О вчерашнем герое просто перестали говорить. Это было в духе времени. Если о ком-нибудь переставали говорить, то разговоры о нем больше не возобновлялись. Считалось просто бестактным упоминание того, о ком перестали говорить. Если кто-нибудь упоминал выпавшее из обихода имя, на бестактного болтуна просто бросали недоуменный взгляд, и тот сразу понимал, что ляпнул что-то неудобоваримое. В этом был определенный смысл героического времени. Подлинные герои не выпадают из обихода. Зачем упоминать неупоминаемое? Жизнь идет вперед семимильными шагами, чуть ли не ежедневно возникают новые блистательные имена.
Вскоре началась Великая Отечественная война. Все полярные подвиги отодвинулись в далекое прошлое. В этом проявлялся еще один удивительный парадокс героического времени. Великие события, возникающие в ходе бурной истории, такие, как гражданская война, нэп, коллективизация, борьба с троцкистско-бухаринским подпольем, немедленно по возникновении намывали колоссальный межвременной вал, и то, что за этим валом, хоть хронологически совсем еще близкое, оказывалось в каких-то неопределенных далях, смыкалось с прошлыми веками.
В течение всей войны о Жорже Моккинакки в авиационных и журналистских кругах нет-нет да возникали противоречивые слухи. А помните такого Моккинакки? Вот отколол номер! Да разве он жив? Говорят, что жив, оказался в оккупации, перешел к врагу, теперь над нами на «штуке» летает. В другой раз совершенно противоположная приходит информация. Вроде бы Моккинакки был в составе той самой эскадрильи дальнего действия, что поднялась с нашей базы на острове Сааремаа и отбомбилась над Берлином как раз за несколько дней до того, как остров был взят эсэсовским десантом. После перелома военных действий в нашу пользу где-то вблизи ставки Верховного Главнокомандующего кто-то обмолвился, что Жора Моккинакки водит как раз тот самый высотный самолет, на котором Молотов в Лондон летает. А в кругах разведки за распитием трофейного коньяку однажды зашел разговор о спецоперациях в боснийских горах, и вот тут снова всплыла на поверхность фамилия Моккинакки. Будто бы он там совместно с британцами обеспечивает ближайшую поддержку партизанам-коммунистам маршала Тито.

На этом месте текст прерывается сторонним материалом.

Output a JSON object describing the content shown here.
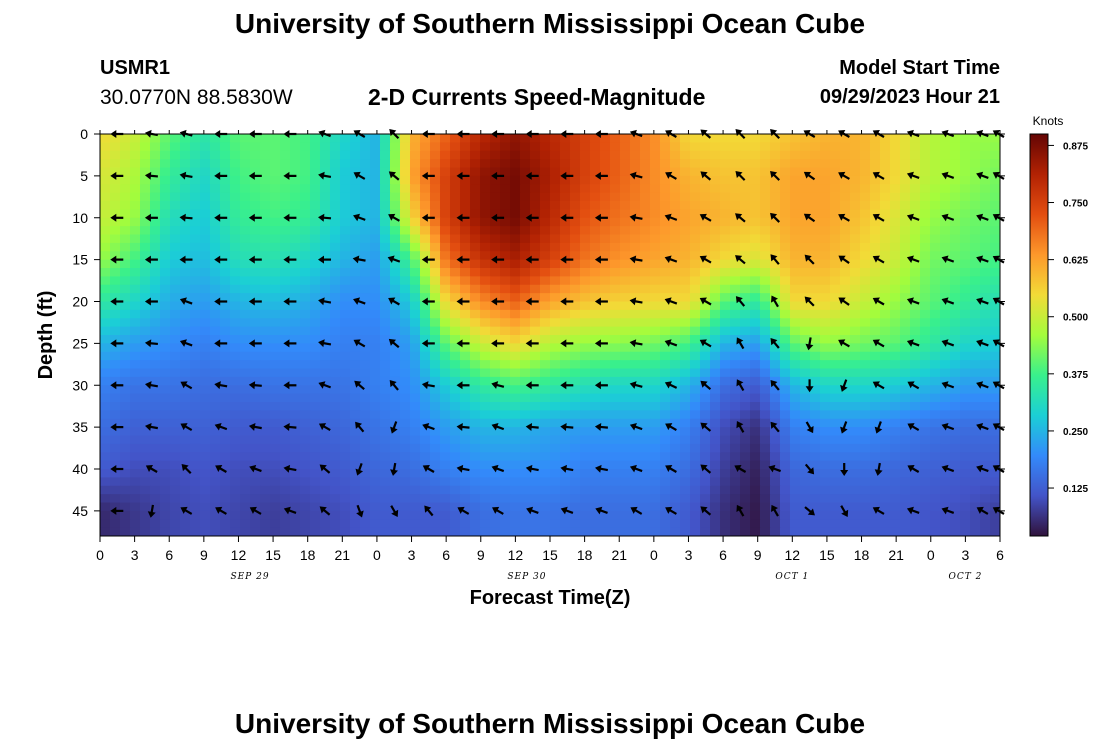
{
  "header": {
    "title": "University of Southern Mississippi Ocean Cube",
    "station_id": "USMR1",
    "station_coords": "30.0770N  88.5830W",
    "subtitle": "2-D Currents Speed-Magnitude",
    "model_label": "Model Start Time",
    "model_time": "09/29/2023 Hour 21"
  },
  "footer": {
    "title": "University of Southern Mississippi Ocean Cube"
  },
  "chart_data": {
    "type": "heatmap",
    "title": "2-D Currents Speed-Magnitude",
    "xlabel": "Forecast Time(Z)",
    "ylabel": "Depth (ft)",
    "x_hours_from_start": [
      0,
      3,
      6,
      9,
      12,
      15,
      18,
      21,
      24,
      27,
      30,
      33,
      36,
      39,
      42,
      45,
      48,
      51,
      54,
      57,
      60,
      63,
      66,
      69,
      72,
      75,
      78
    ],
    "x_tick_labels": [
      "0",
      "3",
      "6",
      "9",
      "12",
      "15",
      "18",
      "21",
      "0",
      "3",
      "6",
      "9",
      "12",
      "15",
      "18",
      "21",
      "0",
      "3",
      "6",
      "9",
      "12",
      "15",
      "18",
      "21",
      "0",
      "3",
      "6"
    ],
    "date_labels": [
      {
        "label": "SEP 29",
        "hour": 13
      },
      {
        "label": "SEP 30",
        "hour": 37
      },
      {
        "label": "OCT 1",
        "hour": 60
      },
      {
        "label": "OCT 2",
        "hour": 75
      }
    ],
    "y_ticks": [
      0,
      5,
      10,
      15,
      20,
      25,
      30,
      35,
      40,
      45
    ],
    "ylim": [
      0,
      48
    ],
    "depths_ft": [
      0,
      5,
      10,
      15,
      20,
      25,
      30,
      35,
      40,
      45
    ],
    "colorbar": {
      "title": "Knots",
      "range": [
        0.02,
        0.9
      ],
      "ticks": [
        "0.875",
        "0.750",
        "0.625",
        "0.500",
        "0.375",
        "0.250",
        "0.125"
      ],
      "tick_values": [
        0.875,
        0.75,
        0.625,
        0.5,
        0.375,
        0.25,
        0.125
      ]
    },
    "speed_knots": [
      [
        0.55,
        0.5,
        0.4,
        0.34,
        0.4,
        0.4,
        0.38,
        0.3,
        0.25,
        0.6,
        0.7,
        0.8,
        0.85,
        0.8,
        0.75,
        0.7,
        0.65,
        0.55,
        0.55,
        0.55,
        0.58,
        0.6,
        0.6,
        0.55,
        0.48,
        0.45,
        0.45
      ],
      [
        0.52,
        0.47,
        0.36,
        0.3,
        0.38,
        0.4,
        0.38,
        0.28,
        0.25,
        0.62,
        0.75,
        0.85,
        0.88,
        0.82,
        0.75,
        0.7,
        0.65,
        0.6,
        0.58,
        0.58,
        0.62,
        0.62,
        0.6,
        0.55,
        0.48,
        0.45,
        0.42
      ],
      [
        0.5,
        0.45,
        0.32,
        0.28,
        0.36,
        0.38,
        0.36,
        0.28,
        0.25,
        0.55,
        0.75,
        0.85,
        0.88,
        0.8,
        0.72,
        0.68,
        0.65,
        0.62,
        0.6,
        0.58,
        0.62,
        0.62,
        0.58,
        0.52,
        0.45,
        0.42,
        0.4
      ],
      [
        0.45,
        0.38,
        0.28,
        0.26,
        0.32,
        0.33,
        0.3,
        0.25,
        0.22,
        0.38,
        0.68,
        0.78,
        0.82,
        0.75,
        0.68,
        0.64,
        0.62,
        0.6,
        0.55,
        0.52,
        0.6,
        0.6,
        0.55,
        0.5,
        0.42,
        0.4,
        0.38
      ],
      [
        0.35,
        0.3,
        0.24,
        0.22,
        0.25,
        0.26,
        0.24,
        0.2,
        0.2,
        0.28,
        0.55,
        0.65,
        0.7,
        0.62,
        0.58,
        0.56,
        0.55,
        0.55,
        0.4,
        0.35,
        0.55,
        0.55,
        0.5,
        0.45,
        0.4,
        0.36,
        0.32
      ],
      [
        0.25,
        0.22,
        0.2,
        0.18,
        0.2,
        0.2,
        0.2,
        0.18,
        0.18,
        0.22,
        0.4,
        0.5,
        0.55,
        0.48,
        0.45,
        0.44,
        0.42,
        0.38,
        0.25,
        0.22,
        0.4,
        0.45,
        0.42,
        0.4,
        0.35,
        0.3,
        0.28
      ],
      [
        0.18,
        0.16,
        0.16,
        0.15,
        0.15,
        0.16,
        0.16,
        0.16,
        0.18,
        0.2,
        0.28,
        0.35,
        0.38,
        0.35,
        0.32,
        0.3,
        0.3,
        0.25,
        0.15,
        0.12,
        0.25,
        0.3,
        0.3,
        0.28,
        0.25,
        0.22,
        0.22
      ],
      [
        0.15,
        0.13,
        0.13,
        0.13,
        0.12,
        0.12,
        0.13,
        0.14,
        0.16,
        0.18,
        0.22,
        0.25,
        0.25,
        0.23,
        0.22,
        0.22,
        0.22,
        0.18,
        0.1,
        0.06,
        0.18,
        0.2,
        0.2,
        0.18,
        0.16,
        0.15,
        0.15
      ],
      [
        0.12,
        0.1,
        0.1,
        0.11,
        0.1,
        0.1,
        0.11,
        0.12,
        0.14,
        0.15,
        0.18,
        0.2,
        0.2,
        0.2,
        0.18,
        0.18,
        0.18,
        0.15,
        0.08,
        0.04,
        0.14,
        0.15,
        0.15,
        0.14,
        0.13,
        0.12,
        0.12
      ],
      [
        0.05,
        0.07,
        0.09,
        0.1,
        0.09,
        0.08,
        0.09,
        0.1,
        0.12,
        0.12,
        0.12,
        0.15,
        0.16,
        0.16,
        0.15,
        0.15,
        0.15,
        0.12,
        0.06,
        0.03,
        0.12,
        0.12,
        0.12,
        0.12,
        0.11,
        0.1,
        0.08
      ]
    ],
    "direction_deg": [
      [
        270,
        280,
        285,
        270,
        270,
        270,
        290,
        300,
        315,
        270,
        270,
        270,
        270,
        270,
        270,
        290,
        300,
        310,
        315,
        315,
        300,
        300,
        300,
        290,
        290,
        290,
        300
      ],
      [
        270,
        275,
        280,
        270,
        270,
        270,
        280,
        300,
        310,
        270,
        270,
        270,
        270,
        270,
        270,
        285,
        300,
        310,
        315,
        315,
        305,
        300,
        300,
        290,
        290,
        290,
        300
      ],
      [
        270,
        270,
        275,
        270,
        270,
        270,
        275,
        290,
        300,
        270,
        270,
        270,
        270,
        270,
        270,
        280,
        290,
        300,
        310,
        315,
        305,
        300,
        300,
        290,
        290,
        290,
        300
      ],
      [
        270,
        270,
        270,
        270,
        270,
        270,
        270,
        280,
        290,
        270,
        270,
        270,
        270,
        270,
        270,
        280,
        290,
        300,
        310,
        320,
        315,
        305,
        300,
        290,
        290,
        290,
        300
      ],
      [
        270,
        270,
        290,
        270,
        270,
        270,
        280,
        290,
        300,
        270,
        270,
        270,
        270,
        270,
        270,
        280,
        290,
        300,
        320,
        330,
        315,
        305,
        300,
        290,
        290,
        290,
        300
      ],
      [
        270,
        275,
        290,
        270,
        270,
        270,
        280,
        300,
        310,
        270,
        270,
        270,
        270,
        270,
        270,
        280,
        290,
        300,
        330,
        320,
        190,
        300,
        300,
        290,
        290,
        290,
        300
      ],
      [
        270,
        280,
        300,
        280,
        275,
        270,
        290,
        310,
        320,
        280,
        270,
        285,
        270,
        270,
        270,
        285,
        295,
        310,
        330,
        320,
        180,
        200,
        300,
        300,
        290,
        290,
        300
      ],
      [
        270,
        280,
        300,
        290,
        280,
        275,
        300,
        320,
        200,
        290,
        275,
        290,
        275,
        275,
        275,
        290,
        300,
        310,
        330,
        320,
        150,
        200,
        200,
        300,
        290,
        290,
        300
      ],
      [
        270,
        300,
        315,
        300,
        290,
        280,
        310,
        200,
        190,
        300,
        280,
        290,
        280,
        280,
        280,
        290,
        300,
        310,
        300,
        290,
        140,
        180,
        190,
        300,
        290,
        290,
        300
      ],
      [
        270,
        190,
        300,
        300,
        300,
        290,
        310,
        160,
        150,
        320,
        300,
        300,
        290,
        290,
        290,
        300,
        300,
        310,
        330,
        330,
        130,
        150,
        300,
        290,
        290,
        300,
        300
      ]
    ]
  }
}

После войны Кирилл никогда ничего о нем не слышал, да, признаться, и никогда о нем не вспоминал. Не исключено, что тот снова попал в число неупоминаемых. И вот вдруг явился точно из небытия, да еще и на гидроплане, да еще и в адмиральских погонах, да еще и произвел сильнейшее впечатление на экзальтированную Глику, да еще и направился с большими чемоданами в их общий высотный дом, обитель будущей неоплатоновской республики. Уж не собирается ли тут вместе с нами, «царями-философами, солдатами и артизанами», поселиться?
Оказалось, что вот именно в неоплатоновской обители, вот именно вместе с «царями-философами» и возвышенными женщинами социализма и собирается поселиться воздушный моряк республики, контр-адмирал Жорж Моккинакки с набором орденских планок шириной в натруженную штурвалом ладонь. Больше того, вот именно на 18-м этаже, где, оказывается, ждала его одна не занятая еще квартира.
Не прошло и получаса после его вселения, как он появился на террасе Новотканных в сопровождении обслуживающего персонала. Фаддей и Нюра скользили по бокам с нескрываемым восхищением сопровождаемой персоной. Казалось, им и в голову не приходит, что незваный гость может вызвать какие-либо иные чувства, кроме восхищения. Не исключено, что персона сия фигурировала в каких-нибудь секретных списках их подразделения, то есть Специального буфета, как лицо выдающихся заслуг и беспрекословных качеств, однако не исключено также, что гость и без всяких списков просто воздействовал на них каким-то своим собственным гипнотическим шармом.